Production checklist
- Set explicit timeouts and retry budgets (e.g., max 2 retries with exponential backoff).
- Log token counts and cost by endpoint, user, and model.
- Store redacted traces for debugging (strip PII from logged prompts).
- Evaluate with a frozen test set before any prompt or model upgrade.
- Design fallback responses when the model or retrieval system fails.
- Implement circuit breakers to stop calling a failing provider.
- Monitor for prompt injection attacks in user inputs.
- Set rate limits per user/API key to prevent abuse and cost overruns.
- Run load tests simulating realistic traffic patterns (variable input/output lengths, bursty arrival).
- Version-control all prompts alongside application code.
import hashlib, json
class SemanticCache:
"""Simple prompt cache keyed by normalized content hash."""
def __init__(self):
self._store = {}
self.hits = 0
self.misses = 0
def _make_key(self, prompt: str, model: str) -> str:
normalized = prompt.strip().lower()
raw = json.dumps({"prompt": normalized, "model": model},
sort_keys=True)
return hashlib.sha256(raw.encode()).hexdigest()
def get(self, prompt: str, model: str):
key = self._make_key(prompt, model)
if key in self._store:
self.hits += 1
return self._store[key]
self.misses += 1
return None
def put(self, prompt: str, model: str, response):
key = self._make_key(prompt, model)
self._store[key] = response
@property
def hit_rate(self) -> float:
total = self.hits + self.misses
return self.hits / total if total > 0 else 0.0
To-do list
Learn
- Understand latency metrics: TTFT, TPS, p50/p95/p99 latency, and rate limiting.
- Learn the difference between static batching, continuous batching, and chunked prefill.
- Study PagedAttention and why it enables larger batch sizes and higher throughput.
- Understand speculative decoding: draft models, verification, and when it helps.
- Study why LLM inference is memory-bandwidth bound, not compute bound.
- Learn why observability for LLM apps must include prompts, context lineage, and quality signals.
- Understand the trade-offs between self-hosted (vLLM, TGI) and API-based deployment.
- Learn the difference between transient failures (timeouts, rate limits) and systematic quality failures (model drift, bad prompt).
Practice
- Instrument a mock inference call with timing, token accounting, and cost estimation.
- Write a fallback plan for provider outage, schema failure, and timeout scenarios.
- Calculate the cost difference between routing 100% to GPT-4 vs. cascading 80% through a small model.
- Create an error taxonomy for LLM app logs (transient vs. systematic, user-caused vs. system-caused).
- Benchmark a small (7B) and large (70B) model on the same task and compare latency, quality, and cost.
- Sketch a continuous batching timeline for 5 requests with different completion lengths.
Build
- Create a FastAPI service that wraps an LLM call with timing, token counting, and structured logging.
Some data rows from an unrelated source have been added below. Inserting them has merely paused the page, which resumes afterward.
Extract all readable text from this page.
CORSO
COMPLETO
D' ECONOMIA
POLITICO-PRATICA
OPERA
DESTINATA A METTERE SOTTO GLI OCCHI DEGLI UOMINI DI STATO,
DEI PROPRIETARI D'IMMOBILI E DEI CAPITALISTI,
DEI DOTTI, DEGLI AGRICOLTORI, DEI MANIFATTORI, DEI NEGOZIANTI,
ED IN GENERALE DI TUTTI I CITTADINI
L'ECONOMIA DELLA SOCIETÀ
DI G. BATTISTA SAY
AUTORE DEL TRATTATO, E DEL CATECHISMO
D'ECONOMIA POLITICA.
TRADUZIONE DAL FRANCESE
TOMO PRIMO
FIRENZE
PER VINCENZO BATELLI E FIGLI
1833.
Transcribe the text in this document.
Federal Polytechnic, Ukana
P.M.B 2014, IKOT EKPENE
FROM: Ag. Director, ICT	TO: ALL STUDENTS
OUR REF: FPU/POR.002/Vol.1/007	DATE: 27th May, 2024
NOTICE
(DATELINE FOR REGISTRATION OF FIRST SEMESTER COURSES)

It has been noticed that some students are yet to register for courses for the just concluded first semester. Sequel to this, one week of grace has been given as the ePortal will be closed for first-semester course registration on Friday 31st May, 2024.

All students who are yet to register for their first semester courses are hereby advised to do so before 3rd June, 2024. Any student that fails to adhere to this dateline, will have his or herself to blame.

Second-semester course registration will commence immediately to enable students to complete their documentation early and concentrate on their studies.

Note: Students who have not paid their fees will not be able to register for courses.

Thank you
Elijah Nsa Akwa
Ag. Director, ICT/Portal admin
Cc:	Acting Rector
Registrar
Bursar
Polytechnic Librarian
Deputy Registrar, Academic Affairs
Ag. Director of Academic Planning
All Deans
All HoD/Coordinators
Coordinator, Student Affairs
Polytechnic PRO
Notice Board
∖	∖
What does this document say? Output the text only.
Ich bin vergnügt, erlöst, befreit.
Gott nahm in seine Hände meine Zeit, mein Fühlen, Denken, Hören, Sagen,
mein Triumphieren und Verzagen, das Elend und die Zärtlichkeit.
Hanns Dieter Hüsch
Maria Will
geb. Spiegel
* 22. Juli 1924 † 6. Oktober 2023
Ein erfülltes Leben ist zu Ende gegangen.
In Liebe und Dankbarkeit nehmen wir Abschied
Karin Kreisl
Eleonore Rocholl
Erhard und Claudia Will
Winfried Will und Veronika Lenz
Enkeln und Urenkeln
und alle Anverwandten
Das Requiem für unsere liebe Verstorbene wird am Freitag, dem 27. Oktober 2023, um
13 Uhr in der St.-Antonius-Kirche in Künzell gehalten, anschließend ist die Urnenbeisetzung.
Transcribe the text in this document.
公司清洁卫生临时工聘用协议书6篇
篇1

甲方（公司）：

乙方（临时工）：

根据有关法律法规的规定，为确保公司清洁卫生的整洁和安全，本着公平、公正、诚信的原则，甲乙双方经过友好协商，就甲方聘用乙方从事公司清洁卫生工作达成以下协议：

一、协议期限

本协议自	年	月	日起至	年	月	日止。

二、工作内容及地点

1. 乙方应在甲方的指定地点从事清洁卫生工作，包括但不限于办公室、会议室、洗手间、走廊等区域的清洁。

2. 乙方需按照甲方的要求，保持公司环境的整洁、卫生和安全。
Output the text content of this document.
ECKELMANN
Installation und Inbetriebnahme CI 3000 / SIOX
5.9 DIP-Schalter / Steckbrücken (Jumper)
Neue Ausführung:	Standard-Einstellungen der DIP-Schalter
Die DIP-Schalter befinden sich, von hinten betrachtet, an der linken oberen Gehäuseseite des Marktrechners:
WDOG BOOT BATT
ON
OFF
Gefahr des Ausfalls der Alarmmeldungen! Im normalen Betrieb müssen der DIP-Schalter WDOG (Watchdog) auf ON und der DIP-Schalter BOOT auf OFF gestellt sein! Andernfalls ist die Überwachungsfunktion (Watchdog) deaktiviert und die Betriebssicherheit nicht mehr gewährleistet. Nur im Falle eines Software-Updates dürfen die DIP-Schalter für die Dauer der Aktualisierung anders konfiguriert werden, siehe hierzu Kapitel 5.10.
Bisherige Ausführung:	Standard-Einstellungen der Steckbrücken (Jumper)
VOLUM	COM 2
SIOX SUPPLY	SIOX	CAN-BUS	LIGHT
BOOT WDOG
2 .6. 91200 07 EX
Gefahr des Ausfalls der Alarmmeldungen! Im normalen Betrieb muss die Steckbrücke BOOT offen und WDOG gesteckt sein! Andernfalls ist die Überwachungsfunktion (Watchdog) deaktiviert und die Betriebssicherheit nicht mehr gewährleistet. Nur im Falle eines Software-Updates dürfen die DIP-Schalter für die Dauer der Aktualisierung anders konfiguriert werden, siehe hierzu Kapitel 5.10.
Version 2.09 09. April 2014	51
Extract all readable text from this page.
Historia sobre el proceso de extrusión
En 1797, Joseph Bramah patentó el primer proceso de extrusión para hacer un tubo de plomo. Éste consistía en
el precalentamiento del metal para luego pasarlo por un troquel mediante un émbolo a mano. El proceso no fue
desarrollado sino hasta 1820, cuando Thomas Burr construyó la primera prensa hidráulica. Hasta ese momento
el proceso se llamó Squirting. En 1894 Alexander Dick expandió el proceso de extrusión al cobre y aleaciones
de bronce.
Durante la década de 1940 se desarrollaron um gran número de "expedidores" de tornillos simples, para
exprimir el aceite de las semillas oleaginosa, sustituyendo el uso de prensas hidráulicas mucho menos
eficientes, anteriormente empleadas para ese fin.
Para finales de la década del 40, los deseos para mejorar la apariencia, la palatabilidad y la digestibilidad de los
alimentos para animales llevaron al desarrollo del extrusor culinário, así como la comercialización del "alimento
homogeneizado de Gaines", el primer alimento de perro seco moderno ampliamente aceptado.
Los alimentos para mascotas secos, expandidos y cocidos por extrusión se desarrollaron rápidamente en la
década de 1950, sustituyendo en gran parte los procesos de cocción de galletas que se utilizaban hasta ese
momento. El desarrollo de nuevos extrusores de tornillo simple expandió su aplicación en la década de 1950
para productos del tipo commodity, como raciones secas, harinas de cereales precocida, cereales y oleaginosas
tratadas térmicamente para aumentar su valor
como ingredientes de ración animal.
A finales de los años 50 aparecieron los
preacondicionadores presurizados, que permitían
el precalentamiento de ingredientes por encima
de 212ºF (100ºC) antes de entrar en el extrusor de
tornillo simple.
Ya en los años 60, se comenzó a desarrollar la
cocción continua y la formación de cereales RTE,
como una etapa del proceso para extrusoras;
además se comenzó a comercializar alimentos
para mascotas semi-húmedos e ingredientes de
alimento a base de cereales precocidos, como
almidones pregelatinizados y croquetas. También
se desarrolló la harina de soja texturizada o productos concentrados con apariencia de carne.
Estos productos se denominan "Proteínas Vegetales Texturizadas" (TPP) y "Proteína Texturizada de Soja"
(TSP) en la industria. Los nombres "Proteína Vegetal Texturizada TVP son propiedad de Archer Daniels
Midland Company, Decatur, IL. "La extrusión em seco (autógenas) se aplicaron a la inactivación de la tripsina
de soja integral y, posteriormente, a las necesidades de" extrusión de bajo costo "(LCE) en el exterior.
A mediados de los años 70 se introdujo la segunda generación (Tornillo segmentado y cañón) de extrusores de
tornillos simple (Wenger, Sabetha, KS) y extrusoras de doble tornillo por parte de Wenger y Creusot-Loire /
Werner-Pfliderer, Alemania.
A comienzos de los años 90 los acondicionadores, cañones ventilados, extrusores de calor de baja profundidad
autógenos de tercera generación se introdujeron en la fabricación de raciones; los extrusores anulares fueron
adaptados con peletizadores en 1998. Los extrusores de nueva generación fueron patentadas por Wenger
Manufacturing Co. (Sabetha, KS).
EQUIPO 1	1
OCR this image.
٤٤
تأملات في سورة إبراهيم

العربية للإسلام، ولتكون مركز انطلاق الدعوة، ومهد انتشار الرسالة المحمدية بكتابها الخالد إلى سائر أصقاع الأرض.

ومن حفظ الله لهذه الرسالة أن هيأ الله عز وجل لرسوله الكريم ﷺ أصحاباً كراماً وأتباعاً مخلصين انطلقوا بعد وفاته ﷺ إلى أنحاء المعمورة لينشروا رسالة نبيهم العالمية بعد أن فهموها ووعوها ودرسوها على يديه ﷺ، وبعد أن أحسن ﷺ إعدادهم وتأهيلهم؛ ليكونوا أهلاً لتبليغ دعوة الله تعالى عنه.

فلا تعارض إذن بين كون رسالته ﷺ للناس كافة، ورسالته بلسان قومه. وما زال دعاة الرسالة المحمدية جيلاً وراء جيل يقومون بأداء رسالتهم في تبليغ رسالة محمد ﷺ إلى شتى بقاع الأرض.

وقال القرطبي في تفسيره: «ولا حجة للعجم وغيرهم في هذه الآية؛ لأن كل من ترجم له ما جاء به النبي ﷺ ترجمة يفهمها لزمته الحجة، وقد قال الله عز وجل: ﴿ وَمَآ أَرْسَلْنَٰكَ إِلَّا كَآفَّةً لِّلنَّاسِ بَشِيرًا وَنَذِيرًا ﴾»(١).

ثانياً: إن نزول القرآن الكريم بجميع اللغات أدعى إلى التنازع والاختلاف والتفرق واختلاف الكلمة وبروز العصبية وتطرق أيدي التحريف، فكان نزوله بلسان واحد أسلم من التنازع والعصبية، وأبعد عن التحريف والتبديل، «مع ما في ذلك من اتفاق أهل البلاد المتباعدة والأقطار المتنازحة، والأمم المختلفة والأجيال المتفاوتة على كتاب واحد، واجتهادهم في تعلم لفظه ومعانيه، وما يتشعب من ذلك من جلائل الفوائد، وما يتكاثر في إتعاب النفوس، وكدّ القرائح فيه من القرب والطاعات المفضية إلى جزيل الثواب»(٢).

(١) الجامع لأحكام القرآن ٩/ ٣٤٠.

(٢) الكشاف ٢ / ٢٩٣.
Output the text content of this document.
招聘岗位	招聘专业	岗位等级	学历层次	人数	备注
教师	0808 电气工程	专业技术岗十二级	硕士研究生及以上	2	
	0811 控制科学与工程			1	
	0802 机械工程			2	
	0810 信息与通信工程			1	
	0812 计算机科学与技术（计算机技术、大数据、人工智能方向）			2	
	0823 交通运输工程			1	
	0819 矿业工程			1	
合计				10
- Add JSON schema validation, retry logic with exponential backoff, and a deterministic fallback message.
- Implement a prompt cache keyed by normalized prompt content hash.
- Build a model router that sends simple queries to a cheap model and complex queries to a large model.
- Deploy a model with vLLM or TGI and run a load test with varying input/output lengths.
- Build a monitoring dashboard or notebook summarizing latency distributions, token usage, cache hit rate, and failure rates.